2. Re-login under the same IdP subject creates a fresh row (different
`u-` id) because `GetByOIDCSubject` won't match the hashed token —
the original subject is unrecoverable from the hash. This is the
"right-to-be-forgotten" behavior: the same human logging back in
is functionally a new account.
## Operator configuration
| Env var | Default | Notes |
|---|---|---|
| `CERTCTL_USER_RETENTION_INTERVAL` | `24h` | Tick cadence for the scheduler's userRetentionLoop. Zero or negative ignored. |
| `CERTCTL_USER_RETENTION_WINDOW` | `30 * 24h` (30 days) | How long after `deactivated_at` a row's PII stays in the table. Operators with stricter GDPR/CCPA expectations may shorten. |
| `CERTCTL_USER_RETENTION_BATCH_CAP` | `200` | Per-tick row budget. Larger backlogs spread across multiple ticks. 0 = unbounded (test fixtures only). |
## How to verify retention is working
1. Deactivate a test user via the admin path:
```bash
curl -X POST -H "X-API-Key: $ADMIN_KEY" \
https://certctl.example.com/api/v1/auth/users/u-test/deactivate
```
2. Confirm the row's `deactivated_at` is set:
```sql
SELECT id, email, deactivated_at FROM users WHERE id = 'u-test';
```
3. Backdate `deactivated_at` to past the retention window (only for
testing — never in production):
```sql
UPDATE users SET deactivated_at = NOW() - INTERVAL '60 days'
WHERE id = 'u-test';
```
(Note: this UPDATE will succeed because `users` doesn't have a
WORM trigger; the audit-events WORM trigger is unrelated.)
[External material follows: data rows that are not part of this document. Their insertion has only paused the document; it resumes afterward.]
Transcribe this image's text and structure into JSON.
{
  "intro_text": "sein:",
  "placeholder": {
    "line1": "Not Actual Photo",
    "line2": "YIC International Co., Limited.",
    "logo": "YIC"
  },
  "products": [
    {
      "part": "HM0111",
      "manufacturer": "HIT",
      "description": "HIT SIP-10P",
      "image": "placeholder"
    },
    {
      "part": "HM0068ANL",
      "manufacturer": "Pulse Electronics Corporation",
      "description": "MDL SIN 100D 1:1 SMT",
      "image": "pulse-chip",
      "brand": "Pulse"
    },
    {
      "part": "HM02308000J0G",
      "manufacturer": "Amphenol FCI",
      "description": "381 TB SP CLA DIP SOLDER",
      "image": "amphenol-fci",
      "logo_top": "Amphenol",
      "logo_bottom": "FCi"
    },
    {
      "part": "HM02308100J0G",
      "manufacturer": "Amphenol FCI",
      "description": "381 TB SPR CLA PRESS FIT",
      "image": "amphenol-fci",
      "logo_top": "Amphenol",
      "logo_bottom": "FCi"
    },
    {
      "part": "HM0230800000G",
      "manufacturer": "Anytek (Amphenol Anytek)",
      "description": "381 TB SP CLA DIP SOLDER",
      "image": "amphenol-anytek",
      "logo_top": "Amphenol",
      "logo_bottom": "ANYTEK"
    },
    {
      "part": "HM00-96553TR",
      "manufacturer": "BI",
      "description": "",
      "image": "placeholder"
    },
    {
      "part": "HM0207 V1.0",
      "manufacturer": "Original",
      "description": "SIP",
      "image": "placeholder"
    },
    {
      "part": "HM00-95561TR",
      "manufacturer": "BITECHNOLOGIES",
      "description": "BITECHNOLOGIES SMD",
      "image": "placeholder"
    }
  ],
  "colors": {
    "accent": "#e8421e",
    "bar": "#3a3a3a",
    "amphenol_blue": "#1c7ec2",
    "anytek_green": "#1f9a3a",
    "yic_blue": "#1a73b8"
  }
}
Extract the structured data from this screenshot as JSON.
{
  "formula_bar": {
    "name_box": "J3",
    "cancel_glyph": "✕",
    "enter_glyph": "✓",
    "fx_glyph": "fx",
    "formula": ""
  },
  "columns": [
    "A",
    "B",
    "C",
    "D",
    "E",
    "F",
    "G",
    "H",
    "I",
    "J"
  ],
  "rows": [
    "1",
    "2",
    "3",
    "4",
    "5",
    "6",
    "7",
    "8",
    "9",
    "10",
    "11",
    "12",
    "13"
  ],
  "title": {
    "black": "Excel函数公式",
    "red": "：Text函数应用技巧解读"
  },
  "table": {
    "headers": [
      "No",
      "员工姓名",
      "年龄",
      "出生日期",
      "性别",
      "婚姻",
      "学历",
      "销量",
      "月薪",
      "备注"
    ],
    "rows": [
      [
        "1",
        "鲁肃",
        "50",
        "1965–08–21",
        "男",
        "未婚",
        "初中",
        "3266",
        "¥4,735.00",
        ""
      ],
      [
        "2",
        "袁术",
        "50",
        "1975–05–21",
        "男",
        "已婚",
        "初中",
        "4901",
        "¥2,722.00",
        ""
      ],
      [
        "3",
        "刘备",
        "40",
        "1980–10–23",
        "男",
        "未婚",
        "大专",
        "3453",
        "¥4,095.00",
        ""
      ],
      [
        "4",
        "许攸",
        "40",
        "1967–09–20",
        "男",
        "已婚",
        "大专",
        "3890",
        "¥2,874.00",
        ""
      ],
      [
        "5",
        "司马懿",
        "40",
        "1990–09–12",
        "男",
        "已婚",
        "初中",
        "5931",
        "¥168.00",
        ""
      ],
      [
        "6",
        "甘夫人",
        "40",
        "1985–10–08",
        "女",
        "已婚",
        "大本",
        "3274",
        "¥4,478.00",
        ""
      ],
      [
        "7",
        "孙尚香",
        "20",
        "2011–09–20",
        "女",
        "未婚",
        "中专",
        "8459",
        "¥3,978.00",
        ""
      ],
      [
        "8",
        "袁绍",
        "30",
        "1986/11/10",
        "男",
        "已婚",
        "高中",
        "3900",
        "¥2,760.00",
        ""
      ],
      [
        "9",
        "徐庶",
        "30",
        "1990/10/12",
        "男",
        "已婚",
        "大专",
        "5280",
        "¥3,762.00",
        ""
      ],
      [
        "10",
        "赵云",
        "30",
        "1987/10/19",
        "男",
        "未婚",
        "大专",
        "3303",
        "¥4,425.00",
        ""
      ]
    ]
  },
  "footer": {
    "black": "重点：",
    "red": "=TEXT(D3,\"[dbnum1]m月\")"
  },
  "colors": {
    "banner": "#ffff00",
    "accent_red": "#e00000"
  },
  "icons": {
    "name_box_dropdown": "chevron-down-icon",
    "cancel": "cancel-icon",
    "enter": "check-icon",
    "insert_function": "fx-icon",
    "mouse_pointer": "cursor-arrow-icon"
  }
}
4. Wait for the next `userRetentionLoop` tick (or restart the server
to force an immediate sweep). Confirm scrub:
```sql
SELECT id, email, display_name, oidc_subject
FROM users
WHERE id = 'u-test';
```
Expected: `email = 'purged@redacted.local'`,
`display_name = '[purged]'`,
`oidc_subject LIKE 'sha256:%'`.
5. Confirm an audit row was emitted:
```sql
SELECT id, actor, action, resource_id, timestamp
FROM audit_events
WHERE action = 'user.purge_pii' AND resource_id = 'u-test'
ORDER BY timestamp DESC LIMIT 1;
```
## What's NOT covered (deferred work)
The Sprint 6 fix is Phase 1 of the audit's COMP-002-RETENTION
recommendation. Two further pieces are forward-looking:
- **GDPR data-subject access request (DSAR) export.** A "show me
everything you know about me" endpoint is not yet implemented.
Operators on EU-resident data should treat this as a manual SQL
procedure today; track for Phase 2.
- **Cascade purge of related rows.** Sessions are revoked (above);
api_keys with `created_by = u-X` are NOT yet purged on scrub. The
api_keys table doesn't have a foreign key to users (it indexes by
`actor_id` strings, free-form), so the cascade is a service-layer
concern that needs explicit wiring. Track for Phase 2.
- **Per-event PII redaction in `audit_events.details`.** The existing
`RedactDetailsForAudit` (`internal/service/audit_redact.go`) scrubs
credential + PII keys at write time. A future feature for
"retroactively re-redact existing rows" would interact with the WORM
trigger; out of scope today.
## See also
- `internal/service/user_retention.go` — `UserRetentionService` source.
- `internal/scheduler/scheduler.go::userRetentionLoop` — scheduler loop.
- `migrations/000036_users.up.sql` — `users` table definition.
- `migrations/000045_users_deactivated_at.up.sql` — `deactivated_at` column.
- `docs/operator/audit-chain.md` — paired Sprint 6 tamper-evidence work.